Photo: Mikael Altemark
Plogue's Chipsounds recreates the audio produced by eight vintage computer systems. The designers claim that it's the most accurate emulator yet, letting artists make authentic old-school tunes with the latest music-making software.
"Chip music sounds like nothing else," said David Viens, who co-founded the Canadian developer in 2000. "It boasts a totally separate sonic spectrum than the other forms of electronic music. It brings back fond memories."
Mimicking vintage hardware like the AY-3-8910 (arcade games), POKEY (Atari 400/800) and the legendary MOS Technology SID (Commodore 64), Chipsounds plugs into apps such as Logic Pro and GarageBand. According to the blurb, musicians can even use the same "abusive" technical tricks that gave the original machines a creative lifespan far beyond their commercial shelf lives.
Most extant emulators fall short of perfection, leading chiptune musicians to do it the hard way, hand-programming ancient hardware or buying expensive recreations.
"Emulators are usually a taste of what you are trying to achieve," they wrote in an email. "For instance, SIDplay is an emulator that plays Commodore 64 game tunes without having to load the game to hear the music. … Although it sounds a lot like a real C64, it's missing a lot of subtle nuances the SID chip is known for, such as the phat analogue style filters and warmth."
Chipsounds, however, nails it: "We couldn't believe how good the emulations were for the chips," said Seth.

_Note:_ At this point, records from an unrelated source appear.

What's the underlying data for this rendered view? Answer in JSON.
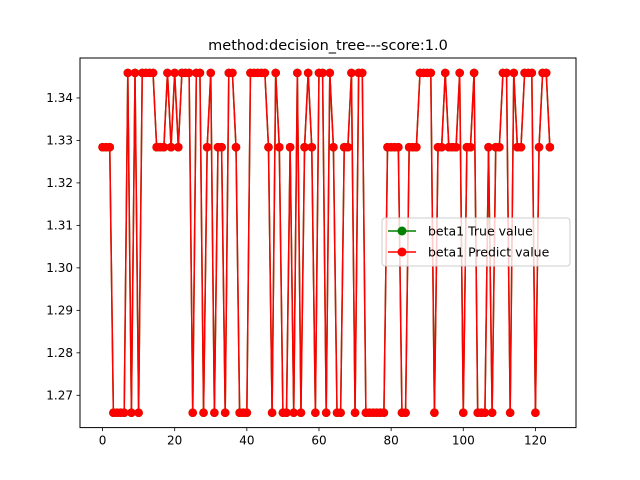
{
  "chart_data": {
    "type": "line",
    "title": "method:decision_tree---score:1.0",
    "xlabel": "",
    "ylabel": "",
    "xlim": [
      -6.25,
      131.25
    ],
    "ylim": [
      1.2624,
      1.3494
    ],
    "xticks": [
      0,
      20,
      40,
      60,
      80,
      100,
      120
    ],
    "yticks": [
      1.27,
      1.28,
      1.29,
      1.3,
      1.31,
      1.32,
      1.33,
      1.34
    ],
    "grid": false,
    "legend_position": "center-right",
    "series": [
      {
        "name": "beta1 True value",
        "color": "#008000",
        "marker": "circle",
        "values": [
          1.3284,
          1.3284,
          1.3284,
          1.2659,
          1.2659,
          1.2659,
          1.2659,
          1.3459,
          1.2659,
          1.3459,
          1.2659,
          1.3459,
          1.3459,
          1.3459,
          1.3459,
          1.3284,
          1.3284,
          1.3284,
          1.3459,
          1.3284,
          1.3459,
          1.3284,
          1.3459,
          1.3459,
          1.3459,
          1.2659,
          1.3459,
          1.3459,
          1.2659,
          1.3284,
          1.3459,
          1.2659,
          1.3284,
          1.3284,
          1.2659,
          1.3459,
          1.3459,
          1.3284,
          1.2659,
          1.2659,
          1.2659,
          1.3459,
          1.3459,
          1.3459,
          1.3459,
          1.3459,
          1.3284,
          1.2659,
          1.3459,
          1.3284,
          1.2659,
          1.2659,
          1.3284,
          1.2659,
          1.3459,
          1.2659,
          1.3284,
          1.3459,
          1.3284,
          1.2659,
          1.3459,
          1.3459,
          1.2659,
          1.3459,
          1.3284,
          1.2659,
          1.2659,
          1.3284,
          1.3284,
          1.3459,
          1.2659,
          1.3459,
          1.3459,
          1.2659,
          1.2659,
          1.2659,
          1.2659,
          1.2659,
          1.2659,
          1.3284,
          1.3284,
          1.3284,
          1.3284,
          1.2659,
          1.2659,
          1.3284,
          1.3284,
          1.3284,
          1.3459,
          1.3459,
          1.3459,
          1.3459,
          1.2659,
          1.3284,
          1.3284,
          1.3459,
          1.3284,
          1.3284,
          1.3284,
          1.3459,
          1.2659,
          1.3284,
          1.3284,
          1.3459,
          1.2659,
          1.2659,
          1.2659,
          1.3284,
          1.2659,
          1.3284,
          1.3284,
          1.3459,
          1.3459,
          1.2659,
          1.3459,
          1.3284,
          1.3284,
          1.3459,
          1.3459,
          1.3459,
          1.2659,
          1.3284,
          1.3459,
          1.3459,
          1.3284
        ]
      },
      {
        "name": "beta1 Predict value",
        "color": "#ff0000",
        "marker": "circle",
        "values": [
          1.3284,
          1.3284,
          1.3284,
          1.2659,
          1.2659,
          1.2659,
          1.2659,
          1.3459,
          1.2659,
          1.3459,
          1.2659,
          1.3459,
          1.3459,
          1.3459,
          1.3459,
          1.3284,
          1.3284,
          1.3284,
          1.3459,
          1.3284,
          1.3459,
          1.3284,
          1.3459,
          1.3459,
          1.3459,
          1.2659,
          1.3459,
          1.3459,
          1.2659,
          1.3284,
          1.3459,
          1.2659,
          1.3284,
          1.3284,
          1.2659,
          1.3459,
          1.3459,
          1.3284,
          1.2659,
          1.2659,
          1.2659,
          1.3459,
          1.3459,
          1.3459,
          1.3459,
          1.3459,
          1.3284,
          1.2659,
          1.3459,
          1.3284,
          1.2659,
          1.2659,
          1.3284,
          1.2659,
          1.3459,
          1.2659,
          1.3284,
          1.3459,
          1.3284,
          1.2659,
          1.3459,
          1.3459,
          1.2659,
          1.3459,
          1.3284,
          1.2659,
          1.2659,
          1.3284,
          1.3284,
          1.3459,
          1.2659,
          1.3459,
          1.3459,
          1.2659,
          1.2659,
          1.2659,
          1.2659,
          1.2659,
          1.2659,
          1.3284,
          1.3284,
          1.3284,
          1.3284,
          1.2659,
          1.2659,
          1.3284,
          1.3284,
          1.3284,
          1.3459,
          1.3459,
          1.3459,
          1.3459,
          1.2659,
          1.3284,
          1.3284,
          1.3459,
          1.3284,
          1.3284,
          1.3284,
          1.3459,
          1.2659,
          1.3284,
          1.3284,
          1.3459,
          1.2659,
          1.2659,
          1.2659,
          1.3284,
          1.2659,
          1.3284,
          1.3284,
          1.3459,
          1.3459,
          1.2659,
          1.3459,
          1.3284,
          1.3284,
          1.3459,
          1.3459,
          1.3459,
          1.2659,
          1.3284,
          1.3459,
          1.3459,
          1.3284
        ]
      }
    ]
  }
}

Viens, whose favorite chip is Atari's TIA ("Raw, powerful, can make awesome basses and leads"), says that his interest in music and sound began at a young age: a VIC-20 and a Colecovision were his first platforms.
"Another lucky kid on the block had a C64, and I remember I brought a tape recorder in order to record the sound and music it made, so that I could convince my dad how good it was, to help my case."
With two other computer science grads at the Université de Montréal, he founded Plogue in 2000 to develop experimental music software. Bidule, which lets the musician hook sound-making modules together with a tentacular mass of virtual cables, was popular enough to encourage them quit successful day jobs as programmers. They soon scored contracts in the industry, allowing them to "indulge" the sound of classic gaming: trawling eBay and yard sales, buying old music-related cartridges for obsolete game consoles, and building DIY synths with whatever could be found.
Viens, however, found that the clunky hardware worked at odds with his inspiration: "The logic/geek part of the brain and the musically inspired one are very separate." Dissatisfied with existing emulators' poor rendering and poor Mac support–not to mention the fact that no-one had yet attempted to analyze and emulate some classic audio chips–they set about developing Chipsounds.
Freeing musicians from having to acquire, set up and program vintage hardware is no mean feat. To emulate integrated circuits, Viens would mount original chips on breadboard, develop custom software to send the commands they understand, and then sample the output at 192Khz 24-bit PCM audio.
The samples were then analyzed to uncover the mathematical models that generated them. Though the same technique as used by many others, Viens said that the usual focus on game emulation results in variable quality. Chipsounds represents the first time a whole set of chips has been emulated by a team of"sound maniacs."
But it's still not perfect in every respect. Each console has its quirks and secrets, and the most difficult to model was the SID chip.
"I can't say that our emulation of it is perfect, but we hope to get it there one day. It's like this great mystical quest."
To non-fans, that "mystical" element may seem at odds with the music's superficial primitiveness. Part of the appeal comes from its clarity, its uncompromising electronic purity. Musicians also enjoy how chip music's limitations force them to focus on the basics, like melody and structure. But it's also fed by nostalgic memories of childhood, of hours spent bathed in square waves and glowing phosphors.
"Thats why many chiptune/micromusic artists tend to gravitate toward one machine to do their music with," said Seth. "It tends to be the one they grew up with. … Many young people today had never been exposed to the lo-fi glory that is 8 bit chip music. To the new generation, these are raw, almost punk-esque soundscapes that they are just discovering."
Chipsounds is $95 and available from the product page.